Our new concentrating method has a high ability to recover NoVs from water samples and vegetables. There are several advantages of our newly established method. First, the viruses are not adsorbed to a positively charged filter membrane as in the current method, but rather are adsorbed to the ordinary cellulose nitrate membrane of pore diameter 0.45 μm. The procedure is relatively inexpensive, labor intensive and time-consuming. No special materials or equipment, such as charged membrane filters and multiple vacuum filtration apparatus, are required. Second, we use the acidic conditions to enhance the elution to promote the recovery yields from the membrane, no complex reagents and complex procedures. Third, current method was suitable for large volume water sample, which was not suitable for routine monitoring [15, 17]. Therefore, our study demonstrates that the approach is a rapid, simple, and efficient way to concentrate NoVs and that the procedure is more sensitive but consumes less time and is less expensive.
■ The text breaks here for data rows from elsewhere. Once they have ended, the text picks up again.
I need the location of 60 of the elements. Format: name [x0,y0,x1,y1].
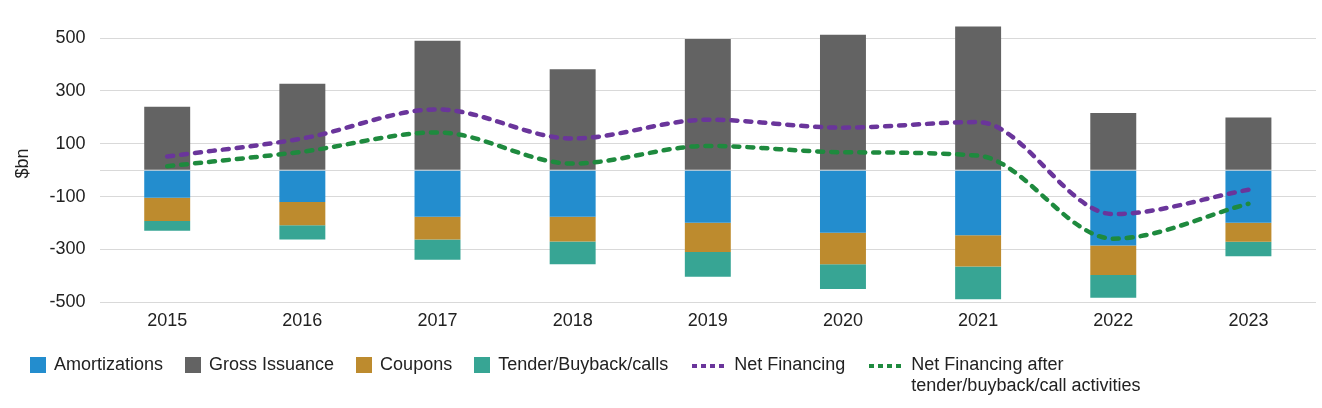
y-tick-label: 100 [55,132,86,153]
bar [1225,170,1272,223]
y-tick-label: -300 [49,238,86,259]
bar [1090,245,1137,275]
x-tick-label: 2015 [147,310,188,331]
bar [684,222,731,252]
legend-label: Gross Issuance [209,354,335,375]
legend-label: Amortizations [54,354,164,375]
bar [549,170,596,217]
legend-label: Net Financing after tender/buyback/call activities [911,354,1142,396]
x-tick-label: 2017 [417,310,458,331]
legend-label: Coupons [380,354,453,375]
bar [684,170,731,223]
bar [549,69,596,170]
bar [955,235,1002,267]
bar [549,241,596,265]
x-tick-label: 2022 [1093,310,1134,331]
legend-label: Net Financing [734,354,846,375]
y-tick-label: -500 [49,291,86,312]
bar [1090,170,1137,246]
bar [955,170,1002,236]
bar [279,225,326,240]
bar [279,201,326,226]
bar [279,170,326,202]
bar [144,220,191,231]
y-tick-label: 300 [55,79,86,100]
bar [414,216,461,240]
x-tick-label: 2018 [552,310,593,331]
y-axis-title: $bn [11,148,32,179]
bar [955,266,1002,300]
bar [279,83,326,170]
line-series [164,107,1251,217]
y-tick-label: -100 [49,185,86,206]
bar [144,170,191,198]
bar [144,106,191,170]
bar [819,232,866,265]
bar [819,170,866,233]
x-tick-label: 2020 [822,310,863,331]
bar [684,39,731,170]
bar [549,216,596,242]
bar [1225,117,1272,170]
bar [414,40,461,170]
x-tick-label: 2021 [958,310,999,331]
bar [819,34,866,170]
bar [955,26,1002,170]
bar [144,197,191,221]
bar [1225,222,1272,242]
bar [414,170,461,217]
x-tick-label: 2016 [282,310,323,331]
bar [819,264,866,289]
legend-label: Tender/Buyback/calls [498,354,669,375]
bar [1225,241,1272,257]
bar [414,239,461,260]
bar [1090,113,1137,170]
x-tick-label: 2023 [1228,310,1269,331]
bar [684,251,731,277]
bar [1090,274,1137,298]
x-tick-label: 2019 [687,310,728,331]
y-tick-label: 500 [55,26,86,47]
line-series [164,130,1251,241]
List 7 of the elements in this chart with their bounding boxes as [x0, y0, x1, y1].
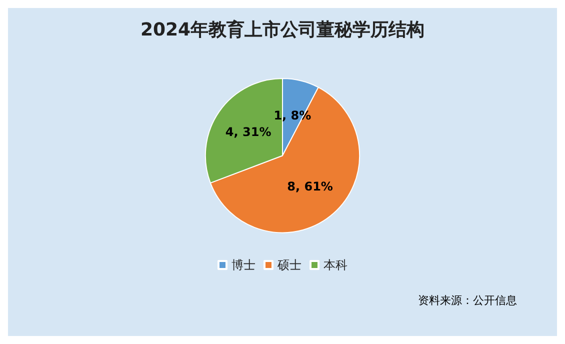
- legend-label: 硕士: [276, 258, 302, 272]
- text: 资料来源：公开信息: [418, 294, 517, 307]
- data-label: 8, 61%: [287, 180, 333, 194]
- data-label: 4, 31%: [225, 125, 272, 140]
- legend-label: 本科: [324, 258, 348, 272]
- legend-label: 博士: [232, 258, 256, 272]
- chart-title: 2024年教育上市公司董秘学历结构: [140, 18, 425, 40]
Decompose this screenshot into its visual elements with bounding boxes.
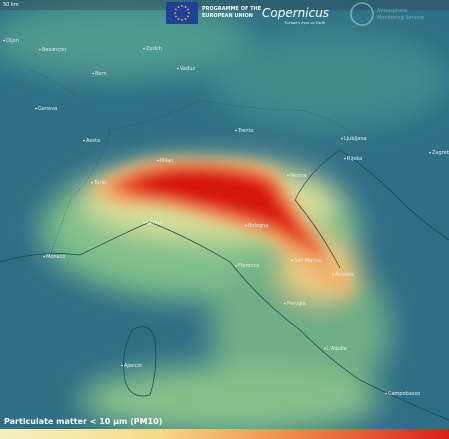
place-dot	[83, 139, 85, 142]
place-label: Ljubljana	[344, 136, 367, 142]
place-label: Florence	[238, 263, 259, 269]
place-label: Trento	[237, 128, 254, 134]
place-label: Ajaccio	[124, 363, 142, 369]
place-dot	[332, 273, 334, 276]
place-label: San Marino	[294, 258, 322, 264]
eu-star	[188, 12, 190, 14]
eu-star	[187, 15, 189, 18]
place-dot	[235, 129, 237, 132]
eu-star	[177, 6, 180, 8]
place-label: Zurich	[146, 46, 162, 52]
place-label: Campobasso	[388, 391, 420, 397]
place-dot	[245, 224, 247, 227]
copernicus-logo: Copernicus	[262, 6, 329, 20]
coastline	[0, 149, 449, 421]
place-dot	[287, 174, 289, 177]
place-label: Milan	[160, 158, 173, 164]
place-label: Dijon	[6, 38, 19, 44]
place-label: Besançon	[42, 47, 66, 53]
place-dot	[143, 47, 145, 50]
place-dot	[91, 181, 93, 184]
place-label: Vaduz	[180, 66, 195, 72]
place-dot	[385, 392, 387, 395]
eu-star	[184, 18, 187, 20]
eu-stars	[174, 5, 190, 21]
place-label: Monaco	[46, 254, 65, 260]
place-dot	[43, 255, 45, 258]
place-label: L'Aquila	[327, 346, 347, 352]
place-dot	[341, 137, 343, 140]
eu-star	[187, 8, 189, 11]
place-dot	[39, 48, 41, 51]
place-dot	[121, 364, 123, 367]
eu-star	[181, 5, 183, 7]
place-dot	[35, 107, 37, 110]
place-dot	[284, 302, 286, 305]
place-label: Bologna	[248, 223, 268, 229]
eu-flag	[166, 2, 198, 24]
place-dot	[3, 39, 5, 42]
copernicus-tagline: Europe's eyes on Earth	[285, 21, 325, 25]
place-label: Bern	[95, 71, 107, 77]
legend-title: Particulate matter < 10 µm (PM10)	[4, 417, 162, 426]
service-logo	[350, 2, 374, 26]
place-dot	[429, 151, 431, 154]
service-text: Atmosphere	[377, 8, 407, 14]
pm-plume	[90, 158, 352, 295]
place-label: Rijeka	[347, 156, 362, 162]
eu-star	[174, 12, 176, 14]
eu-text: EUROPEAN UNION	[202, 13, 253, 19]
eu-star	[175, 8, 177, 11]
place-label: Perugia	[287, 301, 306, 307]
top-band	[0, 0, 449, 10]
place-dot	[177, 67, 179, 70]
legend-bar	[0, 429, 449, 439]
place-dot	[143, 221, 145, 224]
place-label: Turin	[93, 180, 106, 186]
place-label: Venice	[290, 173, 307, 179]
eu-star	[175, 15, 177, 18]
eu-star	[184, 6, 187, 8]
place-dot	[291, 259, 293, 262]
eu-star	[177, 18, 180, 20]
place-dot	[324, 347, 326, 350]
place-dot	[344, 157, 346, 160]
place-dot	[92, 72, 94, 75]
scale-label: 50 km	[3, 2, 19, 8]
place-labels: Dijon Besançon Zurich Vaduz Bern Geneva Aosta M…	[3, 38, 449, 397]
place-dot	[235, 264, 237, 267]
borders	[29, 69, 361, 256]
place-label: Zagreb	[432, 150, 449, 156]
service-text: Monitoring Service	[377, 15, 424, 21]
place-dot	[157, 159, 159, 162]
eu-text: PROGRAMME OF THE	[202, 6, 262, 12]
eu-star	[181, 19, 183, 21]
place-label: Ancona	[335, 272, 354, 278]
place-label: Aosta	[86, 138, 100, 144]
place-label: Geneva	[38, 106, 57, 112]
place-label: Genoa	[146, 220, 162, 226]
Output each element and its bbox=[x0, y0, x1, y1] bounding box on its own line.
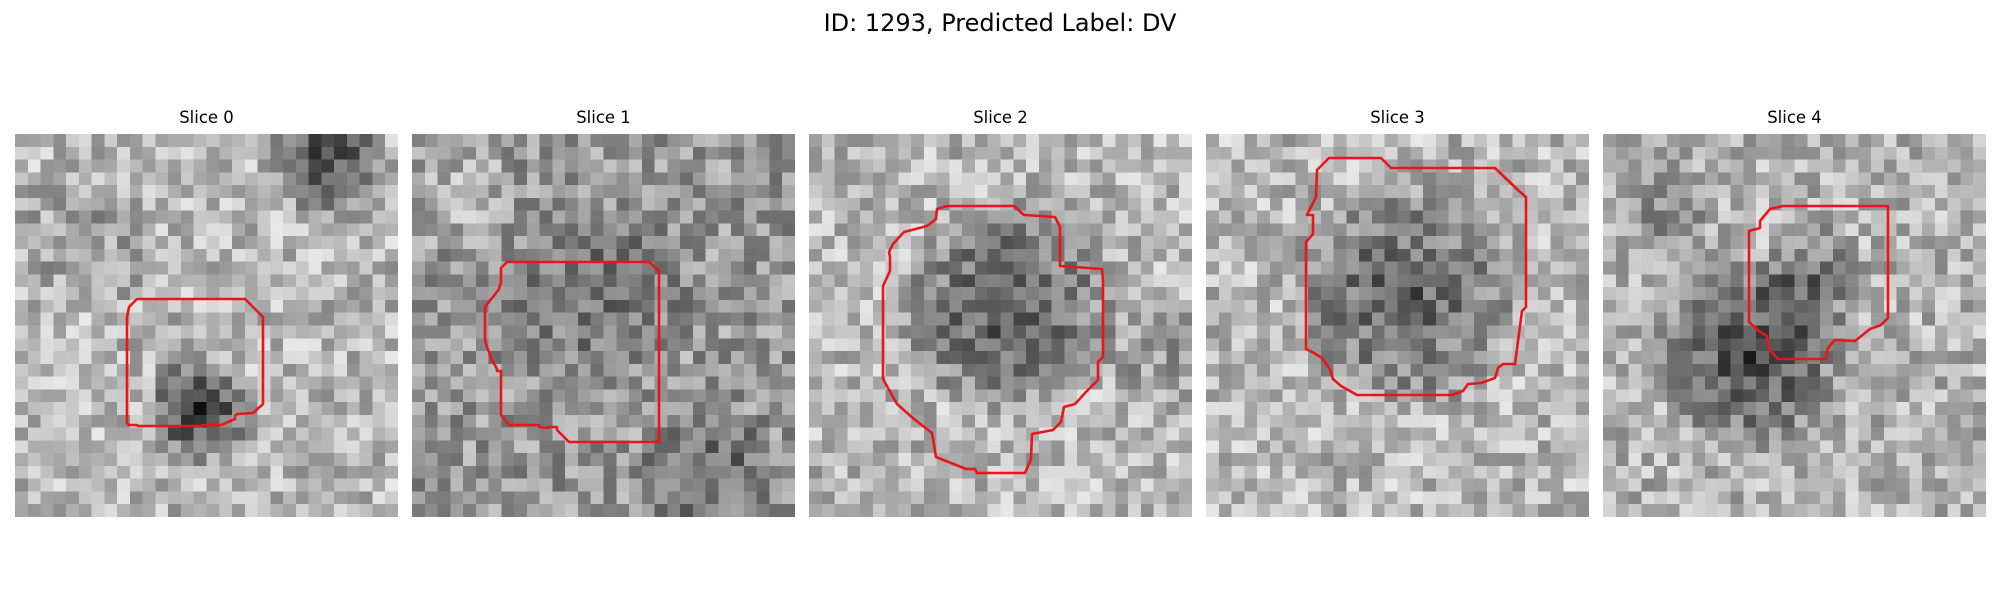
slice-image-1 bbox=[412, 134, 795, 517]
figure-title: ID: 1293, Predicted Label: DV bbox=[823, 9, 1177, 37]
slice-overlay-1 bbox=[483, 260, 661, 444]
slice-image-2 bbox=[809, 134, 1192, 517]
slice-panel-3: Slice 3 bbox=[1206, 106, 1589, 517]
segmentation-contour-2 bbox=[881, 204, 1105, 475]
slice-panel-4: Slice 4 bbox=[1603, 106, 1986, 517]
segmentation-contour-4 bbox=[1747, 204, 1890, 361]
slice-panel-1: Slice 1 bbox=[412, 106, 795, 517]
slice-panel-2: Slice 2 bbox=[809, 106, 1192, 517]
slice-overlay-0 bbox=[125, 297, 265, 428]
slice-title-0: Slice 0 bbox=[179, 108, 234, 127]
slice-title-4: Slice 4 bbox=[1767, 108, 1822, 127]
slice-overlay-2 bbox=[881, 204, 1105, 475]
slice-grayscale-image-0 bbox=[15, 134, 398, 517]
slice-title-1: Slice 1 bbox=[576, 108, 631, 127]
slice-grayscale-image-2 bbox=[809, 134, 1192, 517]
segmentation-contour-1 bbox=[483, 260, 661, 444]
segmentation-contour-3 bbox=[1304, 156, 1528, 397]
slice-image-0 bbox=[15, 134, 398, 517]
slice-grayscale-image-1 bbox=[412, 134, 795, 517]
slice-overlay-3 bbox=[1304, 156, 1528, 397]
slice-image-4 bbox=[1603, 134, 1986, 517]
slice-title-3: Slice 3 bbox=[1370, 108, 1425, 127]
slice-title-2: Slice 2 bbox=[973, 108, 1028, 127]
slice-image-3 bbox=[1206, 134, 1589, 517]
slice-grayscale-image-4 bbox=[1603, 134, 1986, 517]
segmentation-contour-0 bbox=[125, 297, 265, 428]
slice-panel-0: Slice 0 bbox=[15, 106, 398, 517]
slice-overlay-4 bbox=[1747, 204, 1890, 361]
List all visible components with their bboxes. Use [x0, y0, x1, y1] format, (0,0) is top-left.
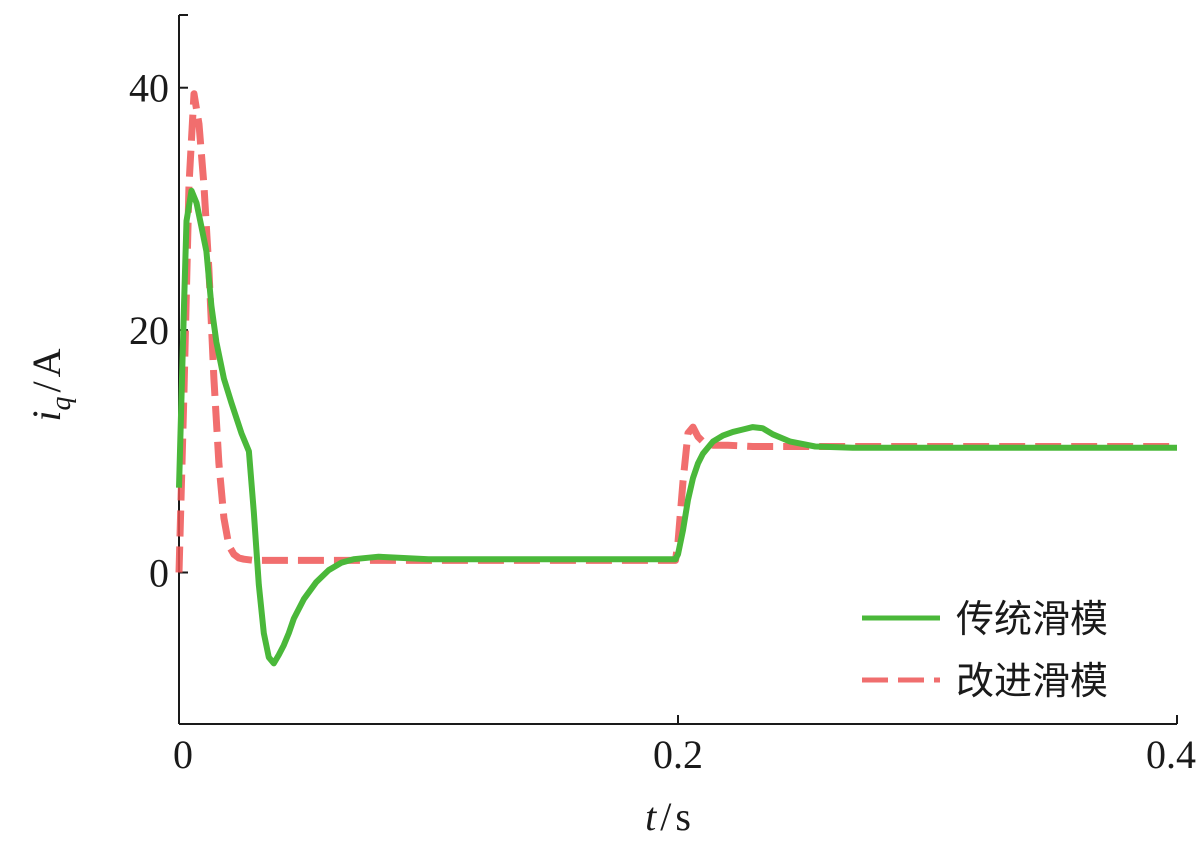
- series-line-improved: [175, 90, 1177, 573]
- y-tick-label: 40: [129, 66, 169, 111]
- x-axis-label-unit: s: [675, 794, 691, 839]
- x-axis-label: t / s: [645, 794, 691, 839]
- y-tick-label: 20: [129, 308, 169, 353]
- x-tick-label: 0.4: [1146, 732, 1196, 777]
- y-axis-label-sep: /: [24, 380, 69, 392]
- series-layer: [175, 90, 1177, 667]
- x-axis-label-var: t: [645, 794, 657, 839]
- y-axis-label-sub: q: [46, 396, 77, 410]
- x-tick-label: 0.2: [653, 732, 703, 777]
- x-axis-label-sep: /: [660, 794, 672, 839]
- y-axis-label-var: i: [24, 410, 69, 421]
- x-ticks: 0 0.2 0.4: [173, 715, 1196, 777]
- legend-label-improved: 改进滑模: [956, 659, 1108, 703]
- y-axis-label: iq / A: [24, 348, 77, 421]
- legend: 传统滑模 改进滑模: [862, 597, 1108, 703]
- y-axis-label-unit: A: [24, 348, 69, 377]
- y-tick-label: 0: [149, 551, 169, 596]
- x-tick-label: 0: [173, 732, 193, 777]
- legend-label-traditional: 传统滑模: [956, 597, 1108, 641]
- series-line-traditional: [176, 187, 1177, 667]
- y-ticks: 0 20 40: [129, 66, 188, 596]
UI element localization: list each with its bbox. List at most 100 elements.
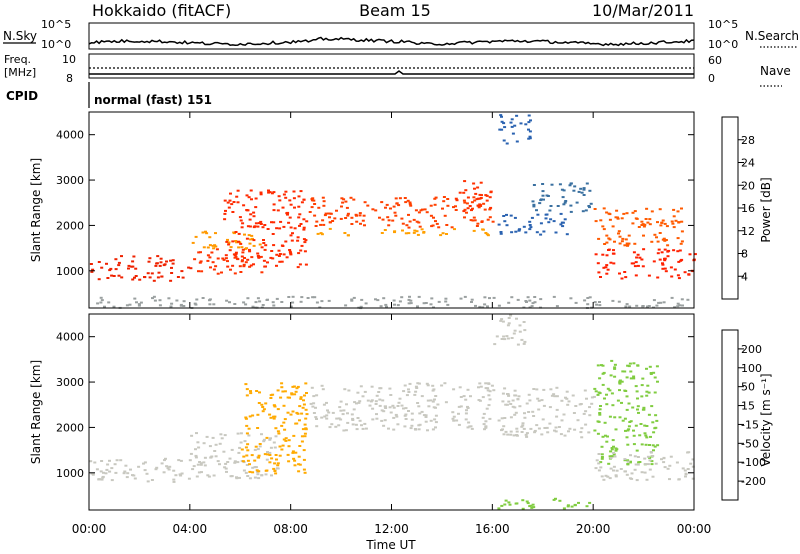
data-cell (424, 416, 428, 418)
data-cell (486, 305, 489, 308)
data-cell (596, 262, 600, 265)
data-cell (276, 408, 280, 411)
data-cell (395, 415, 399, 418)
freq-panel: Freq. [MHz] 10 8 60 0 Nave (4, 53, 791, 87)
data-cell (298, 419, 301, 422)
data-cell (341, 201, 345, 204)
data-cell (466, 196, 470, 199)
data-cell (238, 216, 242, 219)
data-cell (666, 467, 670, 470)
data-cell (632, 429, 635, 432)
data-cell (211, 261, 215, 264)
data-cell (163, 459, 166, 462)
data-cell (691, 458, 695, 461)
data-cell (343, 232, 347, 234)
data-cell (293, 227, 297, 230)
data-cell (632, 443, 636, 446)
data-cell (514, 502, 518, 505)
data-cell (458, 386, 462, 389)
data-cell (608, 389, 612, 392)
data-cell (214, 245, 218, 248)
data-cell (297, 216, 301, 219)
data-cell (634, 463, 638, 466)
data-cell (363, 224, 366, 227)
data-cell (328, 426, 332, 429)
noise-panel-frame (88, 22, 695, 50)
data-cell (572, 189, 576, 192)
data-cell (117, 264, 121, 267)
data-cell (543, 427, 547, 429)
data-cell (384, 303, 388, 306)
data-cell (246, 225, 250, 228)
data-cell (414, 428, 418, 431)
data-cell (635, 390, 639, 393)
data-cell (615, 209, 619, 212)
data-cell (554, 497, 557, 500)
data-cell (250, 234, 254, 237)
freq-trace (89, 70, 694, 75)
data-cell (292, 457, 296, 460)
data-region (594, 451, 695, 482)
data-cell (269, 397, 273, 399)
data-cell (275, 264, 278, 267)
data-cell (511, 405, 515, 408)
data-cell (187, 266, 191, 269)
data-cell (482, 423, 486, 426)
data-cell (359, 222, 362, 225)
data-cell (469, 219, 473, 222)
data-cell (618, 272, 621, 275)
data-cell (602, 266, 606, 269)
data-cell (256, 252, 260, 255)
data-cell (137, 465, 141, 468)
data-cell (286, 211, 290, 214)
data-cell (640, 384, 644, 387)
data-cell (321, 196, 325, 199)
data-cell (513, 329, 517, 332)
data-cell (298, 224, 301, 227)
x-tick-label: 00:00 (72, 522, 107, 536)
data-cell (264, 473, 268, 476)
data-cell (245, 237, 249, 240)
data-cell (165, 465, 169, 468)
data-cell (613, 363, 617, 366)
data-cell (532, 415, 536, 417)
data-cell (237, 451, 241, 454)
data-cell (612, 465, 616, 468)
data-cell (358, 419, 362, 422)
data-cell (625, 408, 629, 411)
data-cell (457, 412, 460, 415)
data-cell (643, 471, 647, 474)
data-cell (197, 471, 201, 474)
data-cell (466, 207, 470, 210)
data-cell (666, 244, 670, 247)
data-cell (100, 460, 104, 462)
data-cell (150, 272, 154, 275)
data-cell (130, 265, 134, 268)
data-cell (89, 263, 93, 265)
data-cell (381, 399, 385, 402)
data-cell (114, 258, 118, 261)
data-cell (638, 461, 642, 463)
data-cell (108, 269, 112, 272)
data-cell (378, 216, 381, 219)
data-cell (188, 459, 192, 462)
data-cell (208, 299, 211, 302)
data-cell (672, 249, 676, 252)
data-cell (96, 302, 100, 305)
data-cell (194, 448, 197, 451)
data-cell (277, 195, 281, 198)
data-cell (500, 429, 503, 432)
data-cell (528, 228, 532, 231)
data-cell (548, 209, 552, 212)
data-cell (246, 459, 250, 462)
data-cell (426, 429, 429, 432)
data-cell (211, 244, 215, 247)
data-cell (504, 430, 508, 433)
data-cell (583, 389, 587, 392)
data-cell (611, 252, 615, 255)
data-cell (155, 262, 159, 265)
data-cell (644, 218, 648, 220)
data-cell (582, 412, 586, 415)
data-cell (434, 414, 438, 417)
data-cell (652, 431, 656, 434)
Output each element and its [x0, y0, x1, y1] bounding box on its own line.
To be of optimum practical application, the method used must meet the following criteria [18]: (1) be technically easy to accomplish in a short time; (2) have a high virus recovery rate; (3) concentrate a large range of viruses; (4) provide a small volume of concentrate; (5) not be costly; (6) be capable of processing large volumes of water; and (7) be repeatable (within a laboratory) and be reproducible (between laboratories). But there is no single method which fulfills all these requirements. Our method is far from perfect. One limitation is that suspended matter tends to clog the filters, so the volume of processed water is limited and the processing time is prolonged; when detecting the marked samples, we also encountered clogged filters, especially in heavily polluted samples. If necessary, we replace the clogged cellulose nitrate membrane. Moreover, it is not clear if this method effectively recovers other enteric viruses, which are also present in drinking water. The World Health Organization has referred to enteric viruses in drinking water quality guidelines, but did not specify which viruses should be monitored and what levels of viruses are acceptable [19]. It is important to quantify the viral contamination levels in drinking water in order to evaluate the risk of viral gastroenteritis and to prevent it.

In conclusion, the results of this study demonstrate that the microporous membrane adsorption method is a rapid, effective, and inexpensive method to concentrate NoVs from drinking water and vegetables. It would be a valuable method for the monitoring of potential public health risks associated with NoVs contamination in drinkable water and food products.